By 1998, John T. Bone had directed World's Biggest Gang Bang (1995) and World's Biggest Gang Bang II (1996). That year, he met Houston, a porn star who had appeared in Baywatch and had taken 1997 out to tour as a feature dancer, and suggested that Houston could use a similar stunt as a comeback vehicle. Houston suggested the idea to Metro, a porn company who owned the rights to the first two World's Biggest films, who responded with agreement and a marketing campaign.

The event took place on February 6, 1999. Houston stated in a press conference that the event was "not about sex" but "just a freak show". The film was broadcast live, though 4,000 people trying to log on at once crashed the server and a rebroadcast was scheduled for February 13. At the time of the event, the gangbang record was 551 and was held by Spontaneous Xtasy. The Houston 500, as it was initially known, was presented by Ron Jeremy and directed by Greg Alves. Filming took place in a soundstage in Canoga Park, Los Angeles. The participants, who had travelled from all over North America included Misty Rain and Jeremy himself, who had previously declined to take part. Camera crews were present from Metro, the Playboy Channel, and for French TV, and ten fluffers including Laurie Holmes were hired to maintain erections. Counting was perfunctory, with the rolling counter behind the set rising by twos and fours. Houston went for lunch at "300", was awarded a two-tiered, black-and-silver trophy at "500", and raised the target to 600 and then to 620 as she felt bad for those who were waiting.

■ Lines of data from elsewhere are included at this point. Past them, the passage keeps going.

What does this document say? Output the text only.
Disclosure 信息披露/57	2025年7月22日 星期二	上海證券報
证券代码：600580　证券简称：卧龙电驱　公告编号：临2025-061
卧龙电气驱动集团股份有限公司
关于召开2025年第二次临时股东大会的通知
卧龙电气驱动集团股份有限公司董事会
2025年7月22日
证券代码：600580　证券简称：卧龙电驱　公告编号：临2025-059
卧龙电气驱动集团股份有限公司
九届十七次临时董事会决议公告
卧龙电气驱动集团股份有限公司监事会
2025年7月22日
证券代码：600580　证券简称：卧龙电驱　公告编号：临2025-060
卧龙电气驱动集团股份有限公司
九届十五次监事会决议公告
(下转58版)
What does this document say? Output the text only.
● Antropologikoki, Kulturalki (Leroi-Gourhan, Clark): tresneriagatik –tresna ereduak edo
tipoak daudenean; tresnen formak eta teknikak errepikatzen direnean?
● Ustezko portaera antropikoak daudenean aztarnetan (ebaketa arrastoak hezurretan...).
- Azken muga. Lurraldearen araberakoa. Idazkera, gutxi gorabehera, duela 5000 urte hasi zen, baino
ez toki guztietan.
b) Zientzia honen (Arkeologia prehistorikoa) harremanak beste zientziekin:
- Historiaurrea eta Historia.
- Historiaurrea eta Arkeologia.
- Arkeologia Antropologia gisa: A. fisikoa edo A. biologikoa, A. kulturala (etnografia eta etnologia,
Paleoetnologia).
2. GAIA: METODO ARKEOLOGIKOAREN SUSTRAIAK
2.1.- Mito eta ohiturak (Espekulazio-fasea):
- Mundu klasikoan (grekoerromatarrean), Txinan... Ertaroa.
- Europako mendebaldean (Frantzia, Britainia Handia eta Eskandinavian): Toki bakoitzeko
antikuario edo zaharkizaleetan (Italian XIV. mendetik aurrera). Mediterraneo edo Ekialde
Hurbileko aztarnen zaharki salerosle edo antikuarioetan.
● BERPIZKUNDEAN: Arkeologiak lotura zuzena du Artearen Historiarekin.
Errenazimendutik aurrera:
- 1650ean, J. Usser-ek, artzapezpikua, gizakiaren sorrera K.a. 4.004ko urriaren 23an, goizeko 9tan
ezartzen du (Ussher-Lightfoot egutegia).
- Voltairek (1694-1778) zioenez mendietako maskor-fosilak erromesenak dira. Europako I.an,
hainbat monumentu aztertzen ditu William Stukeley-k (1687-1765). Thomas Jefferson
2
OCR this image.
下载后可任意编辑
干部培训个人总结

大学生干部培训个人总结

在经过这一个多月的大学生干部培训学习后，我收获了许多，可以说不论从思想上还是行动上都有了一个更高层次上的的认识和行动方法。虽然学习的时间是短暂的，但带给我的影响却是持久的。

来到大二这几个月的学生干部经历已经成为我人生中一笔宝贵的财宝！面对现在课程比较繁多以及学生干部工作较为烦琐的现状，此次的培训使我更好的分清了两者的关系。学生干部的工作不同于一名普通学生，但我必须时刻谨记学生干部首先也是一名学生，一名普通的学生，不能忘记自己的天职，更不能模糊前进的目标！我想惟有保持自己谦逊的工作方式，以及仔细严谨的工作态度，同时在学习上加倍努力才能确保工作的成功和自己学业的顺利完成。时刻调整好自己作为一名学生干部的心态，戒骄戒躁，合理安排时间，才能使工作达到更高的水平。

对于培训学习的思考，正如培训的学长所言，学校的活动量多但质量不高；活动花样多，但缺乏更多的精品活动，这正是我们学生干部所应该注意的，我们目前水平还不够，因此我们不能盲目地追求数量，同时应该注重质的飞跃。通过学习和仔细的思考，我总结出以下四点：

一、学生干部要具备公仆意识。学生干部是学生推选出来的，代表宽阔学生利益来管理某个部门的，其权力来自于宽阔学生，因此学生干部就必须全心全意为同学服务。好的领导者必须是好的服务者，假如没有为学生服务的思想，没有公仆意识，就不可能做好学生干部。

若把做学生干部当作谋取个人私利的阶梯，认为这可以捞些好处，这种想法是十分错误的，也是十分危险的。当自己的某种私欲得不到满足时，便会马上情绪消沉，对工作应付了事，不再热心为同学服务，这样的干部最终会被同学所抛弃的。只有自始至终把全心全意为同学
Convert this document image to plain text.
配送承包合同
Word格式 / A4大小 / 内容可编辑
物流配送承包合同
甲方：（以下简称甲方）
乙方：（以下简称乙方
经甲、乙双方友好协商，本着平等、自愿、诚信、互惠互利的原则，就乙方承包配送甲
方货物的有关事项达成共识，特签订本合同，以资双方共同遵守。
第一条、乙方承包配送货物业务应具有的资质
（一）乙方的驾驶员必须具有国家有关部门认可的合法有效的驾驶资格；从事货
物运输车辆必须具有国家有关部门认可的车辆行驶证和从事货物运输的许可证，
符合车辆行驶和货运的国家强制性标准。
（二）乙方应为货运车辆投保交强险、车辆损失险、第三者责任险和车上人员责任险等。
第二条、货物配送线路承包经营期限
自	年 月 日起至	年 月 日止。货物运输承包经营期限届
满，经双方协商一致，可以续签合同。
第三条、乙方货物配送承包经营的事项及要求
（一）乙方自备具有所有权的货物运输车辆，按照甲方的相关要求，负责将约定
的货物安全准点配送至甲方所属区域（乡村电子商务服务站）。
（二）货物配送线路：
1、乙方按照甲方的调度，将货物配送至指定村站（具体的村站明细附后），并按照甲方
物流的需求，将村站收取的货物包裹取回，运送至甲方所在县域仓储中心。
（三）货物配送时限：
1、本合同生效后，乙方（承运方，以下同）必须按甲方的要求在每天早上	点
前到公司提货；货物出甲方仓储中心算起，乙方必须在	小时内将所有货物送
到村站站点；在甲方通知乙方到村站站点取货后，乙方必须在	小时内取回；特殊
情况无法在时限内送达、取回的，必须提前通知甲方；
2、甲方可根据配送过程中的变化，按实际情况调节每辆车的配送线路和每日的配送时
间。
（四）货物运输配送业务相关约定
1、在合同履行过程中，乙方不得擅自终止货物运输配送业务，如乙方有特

Shortly after filming, she underwent a labiaplasty and said she would auction off the remnants. She stated in August 2000 that she had enjoyed the day as she "was able to be with my fans and have the same personality all day long for ten hours and get fucked". Her 620 total was beaten in October 1999 by Candy Apples, who had sex 742 times. The film won the 2000 AVN Award for being the "Top Selling Release of the Year" of 1999.